Debería ser al revés. Primero analizar los hechos, para que las cosas que nos pasan nos puedan hacer cambiar o confirmar nuestras opiniones. Pero hoy, desde los intereses ideológicos y de las posiciones previas que cada partido, medio de comunicación, colectivo y persona haya adoptado se aceptan o se rechazan los hechos. Y así se continúan desgastando las grandes palabras de libertad de expresión y democracia, valores que ya no significan lo mismo que en la Transición, porque la inocencia de la libertad se ha transformado en el sectarismo de una parte de la sociedad y sus representantes.
La última semana ha sido prolija en ejemplos de todo ello. Con el 11 de septiembre y el referéndum catalán muchos medios se han lanzado a la trinchera, han renunciado a los principios que deben inspirar esta profesión maltratada y han apostado por defender las ideas despreciando los hechos. Es decir, en mi opinión, se han sumado al sectarismo de los partidos, cada día más incapaces de dialogar y, por tanto, de ejercer la política. Los demagogos que despotrican del «buenismo» y de cualquier intento de gestionar para pactar son los que se han sentado en la butaca de la radicalidad para disfrutar del circo.
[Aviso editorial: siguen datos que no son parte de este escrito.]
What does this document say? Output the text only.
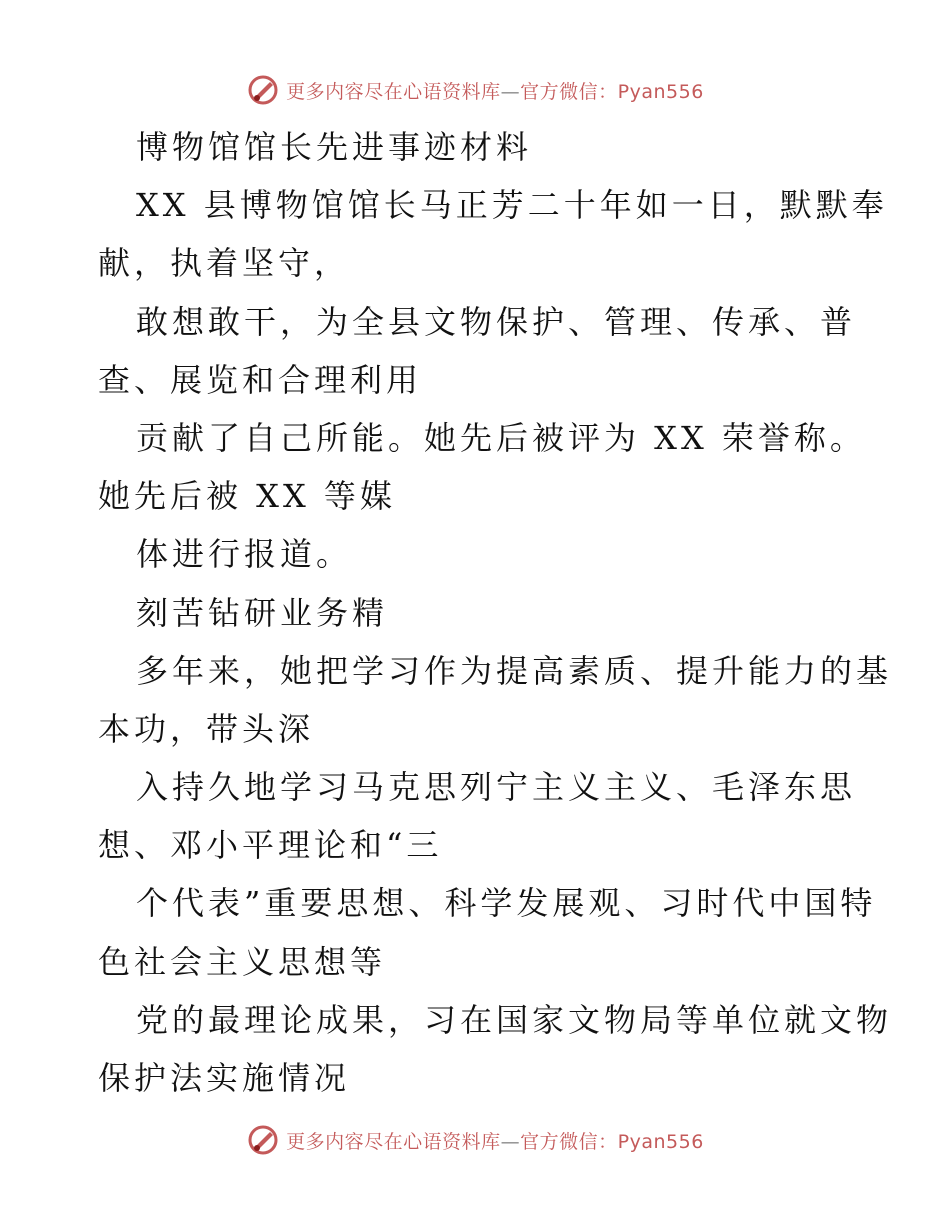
更多内容尽在心语资料库—官方微信：Pyan556
博物馆馆长先进事迹材料
XX 县博物馆馆长马正芳二十年如一日，默默奉
献，执着坚守，
敢想敢干，为全县文物保护、管理、传承、普
查、展览和合理利用
贡献了自己所能。她先后被评为 XX 荣誉称。
她先后被 XX 等媒
体进行报道。
刻苦钻研业务精
多年来，她把学习作为提高素质、提升能力的基
本功，带头深
入持久地学习马克思列宁主义主义、毛泽东思
想、邓小平理论和“三
个代表”重要思想、科学发展观、习时代中国特
色社会主义思想等
党的最理论成果，习在国家文物局等单位就文物
保护法实施情况
更多内容尽在心语资料库—官方微信：Pyan556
La fortaleza de carácter no se encuentra en la dureza estética de las posiciones inflexibles. Aunque cada vez puedan ser más los que las aplauden. Los ciudadanos deberíamos volver a apreciar la capacidad del político dialogante, que busca el acuerdo, que cede en beneficio del bien común y que antepone los intereses generales a los personales o de partido. No es tan difícil imaginar que con voluntad de acuerdo se mitiga el conflicto. Ese esfuerzo merecería ser recompensado.
También en la política local se copian los modelos. Los valores que se pierden no son aquellos de los que tanto se hablan, sino los que no se practican.